At least, that's what Adriana had made it sound like when she spoke of her sessions. When I got back to the motel room on Sophie’s birthday, I had reached out to Adriana on social media, asking for nothing but a therapist's number.

She had sent me a couple of options and then blocked me immediately. Deserved.

That's why I'm here, sitting in this office, on this comfortable sofa. To fix what I fucked up. To fix me because I'm fucked up.

Isn't it strange that you think everything is fine, that what has gone wrong in your life is not your fault at all? That you're the poor unfortunate victim of life's circumstances, and how unfair it is that bad things happen to good people?

Sophie getting cancer? Something that happened to me.

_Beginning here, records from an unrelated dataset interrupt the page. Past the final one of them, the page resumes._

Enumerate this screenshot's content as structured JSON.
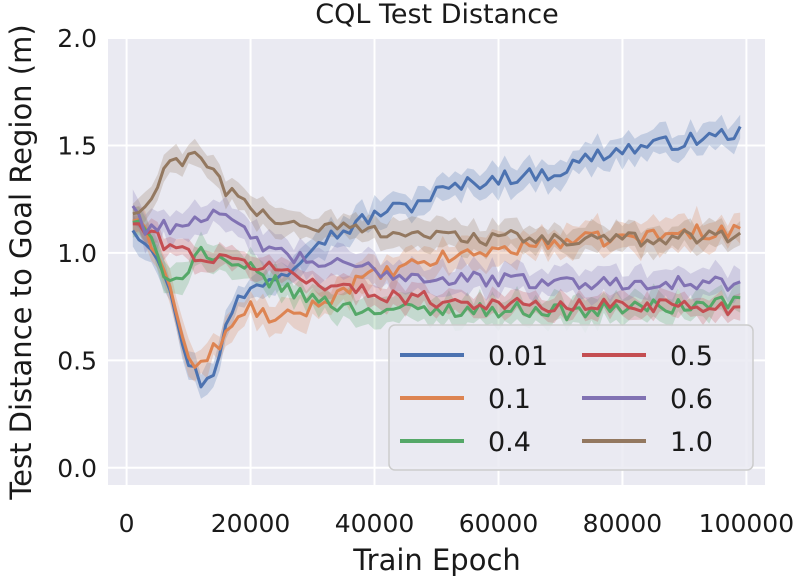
{
  "chart_data": {
    "type": "line",
    "title": "CQL Test Distance",
    "xlabel": "Train Epoch",
    "ylabel": "Test Distance to Goal Region (m)",
    "xlim": [
      -3000,
      103000
    ],
    "ylim": [
      -0.08,
      2.0
    ],
    "x_ticks": [
      0,
      20000,
      40000,
      60000,
      80000,
      100000
    ],
    "y_ticks": [
      0.0,
      0.5,
      1.0,
      1.5,
      2.0
    ],
    "x_tick_labels": [
      "0",
      "20000",
      "40000",
      "60000",
      "80000",
      "100000"
    ],
    "y_tick_labels": [
      "0.0",
      "0.5",
      "1.0",
      "1.5",
      "2.0"
    ],
    "grid": true,
    "background": "#eaeaf2",
    "legend_position": "lower-right",
    "legend_columns": 2,
    "series_keypoints": [
      {
        "name": "0.01",
        "color": "#4c72b0",
        "band": 0.06,
        "points": [
          [
            1000,
            1.12
          ],
          [
            5000,
            1.0
          ],
          [
            7000,
            0.85
          ],
          [
            9000,
            0.55
          ],
          [
            12000,
            0.4
          ],
          [
            14000,
            0.45
          ],
          [
            16000,
            0.65
          ],
          [
            18000,
            0.78
          ],
          [
            22000,
            0.87
          ],
          [
            26000,
            0.92
          ],
          [
            30000,
            1.05
          ],
          [
            35000,
            1.1
          ],
          [
            38000,
            1.15
          ],
          [
            42000,
            1.2
          ],
          [
            46000,
            1.22
          ],
          [
            50000,
            1.28
          ],
          [
            55000,
            1.32
          ],
          [
            60000,
            1.35
          ],
          [
            65000,
            1.36
          ],
          [
            70000,
            1.38
          ],
          [
            75000,
            1.45
          ],
          [
            80000,
            1.48
          ],
          [
            85000,
            1.5
          ],
          [
            90000,
            1.52
          ],
          [
            95000,
            1.54
          ],
          [
            99000,
            1.57
          ]
        ]
      },
      {
        "name": "0.1",
        "color": "#dd8452",
        "band": 0.07,
        "points": [
          [
            1000,
            1.16
          ],
          [
            4000,
            1.05
          ],
          [
            6000,
            0.95
          ],
          [
            8000,
            0.72
          ],
          [
            10000,
            0.5
          ],
          [
            12000,
            0.47
          ],
          [
            14000,
            0.55
          ],
          [
            17000,
            0.65
          ],
          [
            20000,
            0.75
          ],
          [
            24000,
            0.68
          ],
          [
            28000,
            0.72
          ],
          [
            32000,
            0.78
          ],
          [
            38000,
            0.88
          ],
          [
            44000,
            0.92
          ],
          [
            50000,
            0.97
          ],
          [
            56000,
            1.0
          ],
          [
            62000,
            1.02
          ],
          [
            68000,
            1.05
          ],
          [
            74000,
            1.06
          ],
          [
            80000,
            1.07
          ],
          [
            86000,
            1.08
          ],
          [
            92000,
            1.1
          ],
          [
            99000,
            1.1
          ]
        ]
      },
      {
        "name": "0.4",
        "color": "#55a868",
        "band": 0.06,
        "points": [
          [
            1000,
            1.15
          ],
          [
            3000,
            1.1
          ],
          [
            6000,
            0.92
          ],
          [
            8000,
            0.88
          ],
          [
            10000,
            0.93
          ],
          [
            12000,
            1.02
          ],
          [
            14000,
            0.96
          ],
          [
            17000,
            0.93
          ],
          [
            20000,
            0.92
          ],
          [
            24000,
            0.86
          ],
          [
            28000,
            0.8
          ],
          [
            32000,
            0.78
          ],
          [
            36000,
            0.74
          ],
          [
            42000,
            0.74
          ],
          [
            48000,
            0.73
          ],
          [
            54000,
            0.74
          ],
          [
            60000,
            0.73
          ],
          [
            66000,
            0.74
          ],
          [
            72000,
            0.72
          ],
          [
            78000,
            0.74
          ],
          [
            84000,
            0.75
          ],
          [
            90000,
            0.75
          ],
          [
            96000,
            0.77
          ],
          [
            99000,
            0.78
          ]
        ]
      },
      {
        "name": "0.5",
        "color": "#c44e52",
        "band": 0.05,
        "points": [
          [
            1000,
            1.14
          ],
          [
            4000,
            1.08
          ],
          [
            8000,
            1.02
          ],
          [
            12000,
            0.98
          ],
          [
            16000,
            0.96
          ],
          [
            20000,
            0.95
          ],
          [
            24000,
            0.93
          ],
          [
            28000,
            0.88
          ],
          [
            32000,
            0.86
          ],
          [
            38000,
            0.82
          ],
          [
            44000,
            0.8
          ],
          [
            50000,
            0.78
          ],
          [
            56000,
            0.77
          ],
          [
            62000,
            0.76
          ],
          [
            68000,
            0.75
          ],
          [
            74000,
            0.75
          ],
          [
            80000,
            0.76
          ],
          [
            86000,
            0.76
          ],
          [
            92000,
            0.75
          ],
          [
            99000,
            0.74
          ]
        ]
      },
      {
        "name": "0.6",
        "color": "#8172b3",
        "band": 0.07,
        "points": [
          [
            1000,
            1.22
          ],
          [
            3000,
            1.12
          ],
          [
            6000,
            1.12
          ],
          [
            9000,
            1.13
          ],
          [
            12000,
            1.18
          ],
          [
            15000,
            1.16
          ],
          [
            18000,
            1.12
          ],
          [
            21000,
            1.06
          ],
          [
            24000,
            1.0
          ],
          [
            28000,
            0.97
          ],
          [
            32000,
            0.95
          ],
          [
            38000,
            0.93
          ],
          [
            44000,
            0.9
          ],
          [
            50000,
            0.88
          ],
          [
            56000,
            0.88
          ],
          [
            62000,
            0.87
          ],
          [
            68000,
            0.87
          ],
          [
            74000,
            0.86
          ],
          [
            80000,
            0.86
          ],
          [
            86000,
            0.87
          ],
          [
            92000,
            0.85
          ],
          [
            99000,
            0.86
          ]
        ]
      },
      {
        "name": "1.0",
        "color": "#937860",
        "band": 0.06,
        "points": [
          [
            1000,
            1.18
          ],
          [
            3000,
            1.2
          ],
          [
            5000,
            1.3
          ],
          [
            7000,
            1.43
          ],
          [
            10000,
            1.44
          ],
          [
            13000,
            1.42
          ],
          [
            16000,
            1.3
          ],
          [
            19000,
            1.22
          ],
          [
            22000,
            1.18
          ],
          [
            26000,
            1.14
          ],
          [
            30000,
            1.12
          ],
          [
            34000,
            1.12
          ],
          [
            38000,
            1.11
          ],
          [
            44000,
            1.1
          ],
          [
            50000,
            1.08
          ],
          [
            56000,
            1.07
          ],
          [
            62000,
            1.07
          ],
          [
            68000,
            1.06
          ],
          [
            74000,
            1.06
          ],
          [
            80000,
            1.06
          ],
          [
            86000,
            1.07
          ],
          [
            92000,
            1.08
          ],
          [
            96000,
            1.08
          ],
          [
            99000,
            1.09
          ]
        ]
      }
    ]
  }
}
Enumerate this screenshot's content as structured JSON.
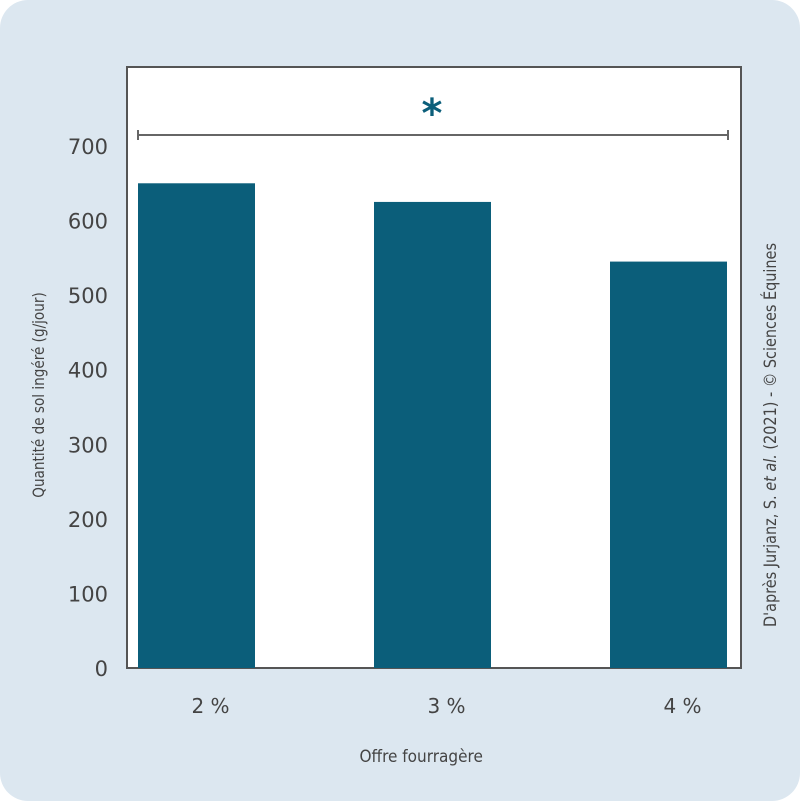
{
  "chart_data": {
    "type": "bar",
    "categories": [
      "2 %",
      "3 %",
      "4 %"
    ],
    "values": [
      650,
      625,
      545
    ],
    "xlabel": "Offre fourragère",
    "ylabel": "Quantité de sol ingéré (g/jour)",
    "ylim": [
      0,
      740
    ],
    "yticks": [
      0,
      100,
      200,
      300,
      400,
      500,
      600,
      700
    ],
    "grid": false,
    "bar_color": "#0b5e7a",
    "annotation": {
      "text": "*",
      "from": "2 %",
      "to": "4 %"
    },
    "source": {
      "prefix": "D'après Jurjanz, S. ",
      "italic": "et al.",
      "suffix": " (2021) - © Sciences Équines"
    }
  }
}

My cheating on Sophie? Something that happened to me.

Me, me, me.

Dr. Gillian Forseti's green eyes don't leave mine after she asks her question. She's older, probably around my mom's age, with salt-and-pepper hair, dressed more casually than I would have expected of a therapist—a purple cable-knit sweater, jeans, and a pair of well-loved sneakers.

I had walked in shaking like a dog, and she greeted me with a smile, shook my hand, and introduced herself. Her open demeanor, her soft voice, her soothing office cracks me open like an egg.

I clasp my hands tightly in my lap, watching as my knuckles turn white from the force, as if holding them together could somehow keep myself from falling farther apart.

My gaze drops to the dark carpet, unable to meet Dr. Forseti's eyes as I mutter, "I think I'm a selfish asshole who ruined the best relationship I ever had because I'm also a coward.

I hate who I've become. I want to change. .."

Dr. Forseti doesn't even blink. She picks up a pen and jots down a quick note on her notepad, and she meets my gaze with a steady look.

“Why don't we start from the beginning.”